Shapkovski's company is one of the three from Macedonia that are being investigated.
The total volume of pipe production by factories in Europe during 2011 was 3,250,000 tonnes -- while imports from Macedonia, Turkey and Ukraine to Europe totaled 340,000 tonnes.
The European market has a capacity for more than 3,000,000 tonnes of pipes and profiles annually. Before the economic crisis that engulfed first the metal sector in the second half of 2008, that figure ranged to over 4,000,000 tonnes.
The steel products are mostly used in the construction industry to build ships, trucks, farm equipment, metal furniture, windows and toys.
If Brussels decides to impose additional charges, Macedonia's exports in particular will suffer tremendous damage. Two of the three export companies are listed in the top 100 exporters in Macedonia.
"For us, the European market is our principal, which means that if they did ban, we will have major financial consequences and [have to fire] employees," Slobodan Bogdanovski, from the FCZ 11 October factory in Kumanovo, told SETimes.
Mehmet Zeren, general secretary of the Turkish Steel Pipe Manufacturers Association, told SETimes that Turkey has been also witnessing a number of anti-dumping investigations from the EU countries concerning its export products.
"Although our producers have never sold any product with anti-dumping procedures, such unfair investigations are disturbing us in a great sense," Zeren said. "Our exporters had been obliged to spare their time to such procedures instead of concentrating on their business."

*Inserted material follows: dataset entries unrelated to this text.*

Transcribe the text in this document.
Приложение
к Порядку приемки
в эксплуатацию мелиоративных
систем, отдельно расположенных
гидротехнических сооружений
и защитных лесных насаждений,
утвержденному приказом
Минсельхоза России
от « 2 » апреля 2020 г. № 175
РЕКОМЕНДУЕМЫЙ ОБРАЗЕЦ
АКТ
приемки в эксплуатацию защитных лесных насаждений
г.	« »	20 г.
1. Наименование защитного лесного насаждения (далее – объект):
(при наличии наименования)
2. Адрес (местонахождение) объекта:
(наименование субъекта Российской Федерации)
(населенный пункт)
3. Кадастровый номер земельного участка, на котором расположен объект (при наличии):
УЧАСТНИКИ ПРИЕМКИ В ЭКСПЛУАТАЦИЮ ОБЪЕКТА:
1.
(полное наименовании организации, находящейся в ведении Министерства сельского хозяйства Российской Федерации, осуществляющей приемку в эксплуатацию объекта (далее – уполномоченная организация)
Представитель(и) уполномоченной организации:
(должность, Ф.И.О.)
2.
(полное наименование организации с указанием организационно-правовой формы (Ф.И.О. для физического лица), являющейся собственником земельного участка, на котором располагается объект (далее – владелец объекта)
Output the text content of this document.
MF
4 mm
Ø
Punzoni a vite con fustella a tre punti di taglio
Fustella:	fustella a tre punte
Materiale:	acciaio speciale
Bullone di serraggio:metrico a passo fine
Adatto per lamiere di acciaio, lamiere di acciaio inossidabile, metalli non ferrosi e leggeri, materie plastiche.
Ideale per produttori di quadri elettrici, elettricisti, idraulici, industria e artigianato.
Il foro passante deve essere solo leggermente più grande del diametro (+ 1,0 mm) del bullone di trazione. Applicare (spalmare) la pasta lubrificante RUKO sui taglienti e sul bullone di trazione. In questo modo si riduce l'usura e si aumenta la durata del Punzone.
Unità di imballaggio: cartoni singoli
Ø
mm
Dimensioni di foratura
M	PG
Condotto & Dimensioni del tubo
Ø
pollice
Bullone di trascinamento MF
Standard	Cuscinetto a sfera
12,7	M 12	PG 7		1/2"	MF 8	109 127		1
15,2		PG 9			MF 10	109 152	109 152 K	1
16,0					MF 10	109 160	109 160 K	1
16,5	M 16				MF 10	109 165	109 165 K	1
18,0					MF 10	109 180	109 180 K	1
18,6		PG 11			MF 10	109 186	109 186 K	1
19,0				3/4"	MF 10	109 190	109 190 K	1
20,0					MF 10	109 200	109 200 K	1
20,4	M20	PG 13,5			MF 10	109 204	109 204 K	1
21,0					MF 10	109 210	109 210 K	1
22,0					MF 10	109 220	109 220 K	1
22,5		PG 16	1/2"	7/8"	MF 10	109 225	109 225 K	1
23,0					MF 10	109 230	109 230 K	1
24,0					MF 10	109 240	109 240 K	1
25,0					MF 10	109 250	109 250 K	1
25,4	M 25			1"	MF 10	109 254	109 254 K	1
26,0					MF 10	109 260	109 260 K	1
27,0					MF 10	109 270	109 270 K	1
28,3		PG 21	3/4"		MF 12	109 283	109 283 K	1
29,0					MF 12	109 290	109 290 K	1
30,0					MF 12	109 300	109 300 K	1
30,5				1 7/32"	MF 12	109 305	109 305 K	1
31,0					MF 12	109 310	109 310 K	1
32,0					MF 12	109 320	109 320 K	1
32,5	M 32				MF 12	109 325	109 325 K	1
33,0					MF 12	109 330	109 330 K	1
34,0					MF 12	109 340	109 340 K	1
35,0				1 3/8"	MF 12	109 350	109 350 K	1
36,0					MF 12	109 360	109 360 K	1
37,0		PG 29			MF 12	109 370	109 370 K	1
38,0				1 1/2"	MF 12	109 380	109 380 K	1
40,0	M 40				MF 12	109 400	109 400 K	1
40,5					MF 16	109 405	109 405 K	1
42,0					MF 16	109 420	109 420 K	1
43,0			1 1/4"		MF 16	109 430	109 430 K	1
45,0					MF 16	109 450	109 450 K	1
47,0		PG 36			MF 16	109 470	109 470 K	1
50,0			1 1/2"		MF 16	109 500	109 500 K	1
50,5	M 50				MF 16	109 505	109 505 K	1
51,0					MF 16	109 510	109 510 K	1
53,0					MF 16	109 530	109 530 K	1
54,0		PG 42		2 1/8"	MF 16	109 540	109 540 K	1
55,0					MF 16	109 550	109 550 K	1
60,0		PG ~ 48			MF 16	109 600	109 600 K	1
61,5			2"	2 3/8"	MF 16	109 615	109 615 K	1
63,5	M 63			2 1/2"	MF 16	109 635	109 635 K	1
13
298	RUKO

"It is an excuse to impose protectionism, nothing more. Can a company from Macedonia make European corporations go bankrupt? It is ridiculous," Victor Trifunovski, an economic analyst and businessman from Macedonia, told SETimes.
The commission will have nine months to decide whether to impose provisional anti-dumping fees for a period of six months, while EU governments have 15 months to decide whether to impose definitive duties for a period of five years.
Southeast European Times correspondent Menekse Tokyay in Istanbul contributed to this report.